The strain is a symmetric 3×3 tensor (SR2). Build one for 1% uniaxial strain along the x-axis and evaluate:

import torch
from neml2.types import SR2

# Uniaxial strain along the x-axis: epsilon_xx = 1%
strain = SR2.fill(0.01, 0.0, 0.0, 0.0, 0.0, 0.0)
strain
SR2(data=tensor([0.0100, 0.0000, 0.0000, 0.0000, 0.0000, 0.0000]), sub_batch_ndim=0, sub_batch_state=(), sub_batch_meta=(), k_ndim=0, k_state=(), k_pairing=())
stress = model(strain)
stress
SR2(data=tensor([2692.3076, 1153.8462, 1153.8462,    0.0000,    0.0000,    0.0000],
       grad_fn=<AddBackward0>), sub_batch_ndim=0, sub_batch_state=(), sub_batch_meta=(), k_ndim=0, k_state=(), k_pairing=())

That’s it — the model returned the Cauchy stress.

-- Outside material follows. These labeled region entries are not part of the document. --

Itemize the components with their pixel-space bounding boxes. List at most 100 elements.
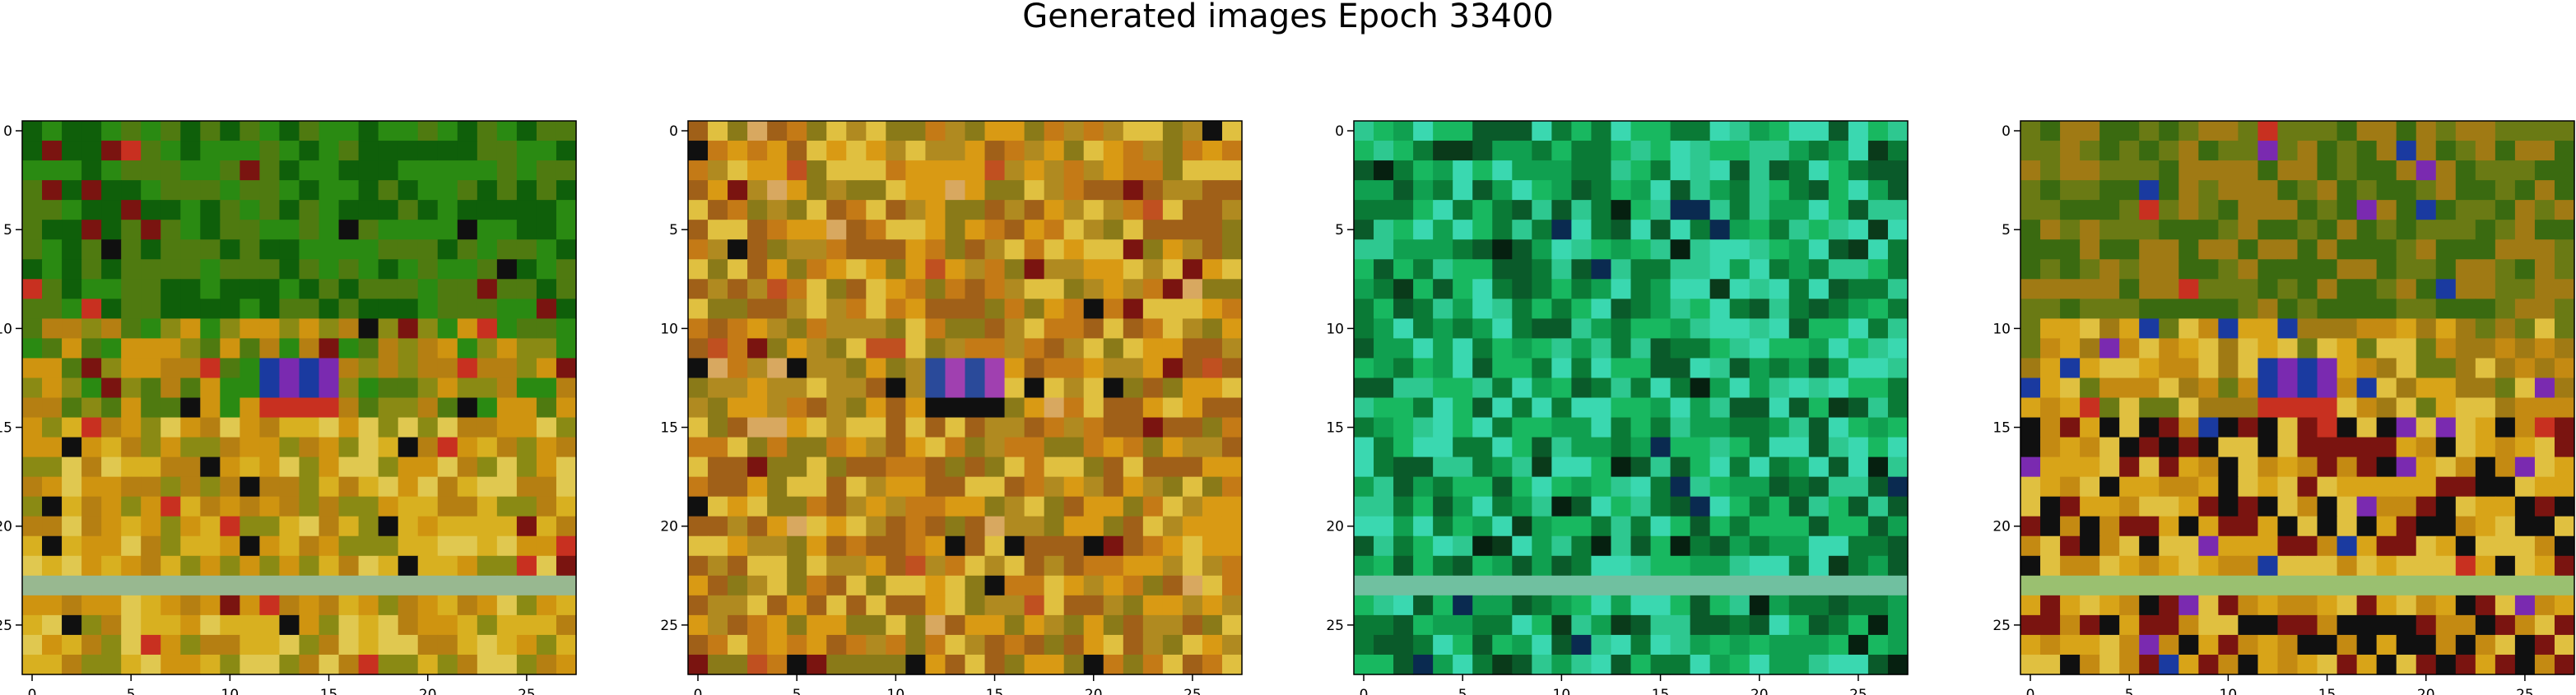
pixel-cell (1162, 397, 1183, 419)
pixel-cell (1887, 160, 1909, 181)
pixel-cell (1374, 239, 1394, 260)
pixel-cell (22, 160, 43, 181)
pixel-cell (2356, 358, 2378, 379)
pixel-cell (2534, 378, 2555, 399)
pixel-cell (121, 358, 142, 379)
pixel-cell (2317, 437, 2338, 458)
pixel-cell (1433, 180, 1453, 201)
pixel-cell (2376, 141, 2397, 161)
pixel-cell (477, 575, 498, 596)
pixel-cell (1492, 338, 1513, 359)
pixel-cell (688, 634, 709, 656)
pixel-cell (2080, 476, 2100, 498)
pixel-cell (807, 160, 827, 181)
pixel-cell (945, 358, 966, 379)
pixel-cell (1063, 378, 1085, 399)
pixel-cell (1221, 595, 1243, 616)
pixel-cell (1374, 378, 1394, 399)
pixel-cell (1887, 121, 1909, 141)
pixel-cell (846, 456, 867, 478)
pixel-cell (1591, 496, 1612, 517)
pixel-cell (1202, 338, 1223, 359)
pixel-cell (1808, 279, 1830, 299)
pixel-cell (141, 516, 161, 537)
pixel-cell (984, 555, 1006, 577)
pixel-cell (457, 259, 478, 280)
pixel-cell (1571, 614, 1593, 636)
pixel-cell (2020, 614, 2041, 636)
pixel-cell (1413, 338, 1434, 359)
pixel-cell (2060, 476, 2081, 498)
pixel-cell (2534, 654, 2555, 675)
pixel-cell (2376, 456, 2397, 478)
pixel-cell (239, 239, 261, 260)
pixel-cell (1453, 614, 1473, 636)
pixel-cell (2554, 200, 2575, 220)
pixel-cell (787, 654, 807, 675)
pixel-cell (536, 239, 557, 260)
pixel-cell (1413, 614, 1434, 636)
pixel-cell (1182, 180, 1203, 201)
pixel-cell (358, 121, 379, 141)
pixel-cell (866, 200, 886, 220)
pixel-cell (536, 535, 557, 557)
pixel-cell (787, 516, 807, 537)
pixel-cell (556, 200, 577, 220)
pixel-cell (2238, 358, 2259, 379)
pixel-cell (1004, 378, 1025, 399)
pixel-cell (2455, 535, 2476, 557)
pixel-cell (846, 338, 867, 359)
y-tick-label: 20 (1326, 519, 1344, 535)
pixel-cell (2159, 299, 2179, 319)
pixel-cell (319, 141, 340, 161)
pixel-cell (1867, 535, 1889, 557)
pixel-cell (220, 259, 240, 280)
pixel-cell (2396, 259, 2417, 280)
pixel-cell (2159, 397, 2179, 419)
pixel-cell (398, 397, 419, 419)
pixel-cell (556, 496, 577, 517)
pixel-cell (121, 180, 142, 201)
pixel-cell (1083, 358, 1104, 379)
pixel-cell (81, 575, 102, 596)
pixel-cell (259, 259, 281, 280)
pixel-cell (1867, 338, 1889, 359)
pixel-cell (1221, 338, 1243, 359)
pixel-cell (1123, 318, 1144, 339)
pixel-cell (1887, 141, 1909, 161)
pixel-cell (2337, 200, 2358, 220)
pixel-cell (62, 378, 82, 399)
pixel-cell (1162, 299, 1183, 319)
pixel-cell (826, 634, 847, 656)
pixel-cell (965, 456, 986, 478)
pixel-cell (121, 220, 142, 240)
pixel-cell (2159, 614, 2179, 636)
pixel-cell (2475, 200, 2496, 220)
pixel-cell (2277, 160, 2299, 181)
pixel-cell (1413, 358, 1434, 379)
pixel-cell (2396, 318, 2417, 339)
pixel-cell (2218, 535, 2239, 557)
pixel-cell (417, 634, 439, 656)
pixel-cell (477, 654, 498, 675)
pixel-cell (2475, 318, 2496, 339)
pixel-cell (1532, 496, 1552, 517)
pixel-cell (886, 654, 906, 675)
pixel-cell (1867, 456, 1889, 478)
pixel-cell (1887, 378, 1909, 399)
pixel-cell (2356, 476, 2378, 498)
pixel-cell (1630, 299, 1652, 319)
pixel-cell (81, 378, 102, 399)
pixel-cell (2297, 595, 2318, 616)
pixel-cell (2435, 437, 2457, 458)
pixel-cell (1848, 338, 1869, 359)
pixel-cell (2040, 496, 2061, 517)
pixel-cell (239, 595, 261, 616)
pixel-cell (728, 338, 748, 359)
pixel-cell (2218, 220, 2239, 240)
pixel-cell (81, 417, 102, 438)
pixel-cell (477, 121, 498, 141)
pixel-cell (2337, 417, 2358, 438)
pixel-cell (398, 259, 419, 280)
pixel-cell (1670, 516, 1691, 537)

The first three components are the diagonal entries; the last three are the off-diagonals (stored in Mandel form, so they each carry a \(\sqrt{2}\) factor).

Where to go next

  • The next tutorial, Model parameters, walks through how to read and mutate the moduli we hard-coded in the input file.

  • The model takes a single scalar-shaped input here, but the same call works just as well on batched inputs — see Vectorization.

  • Real material models compose multiple ingredients (elasticity, hardening, flow rule, …). The mechanism for binding them together is the subject of Cross-referencing and Model composition.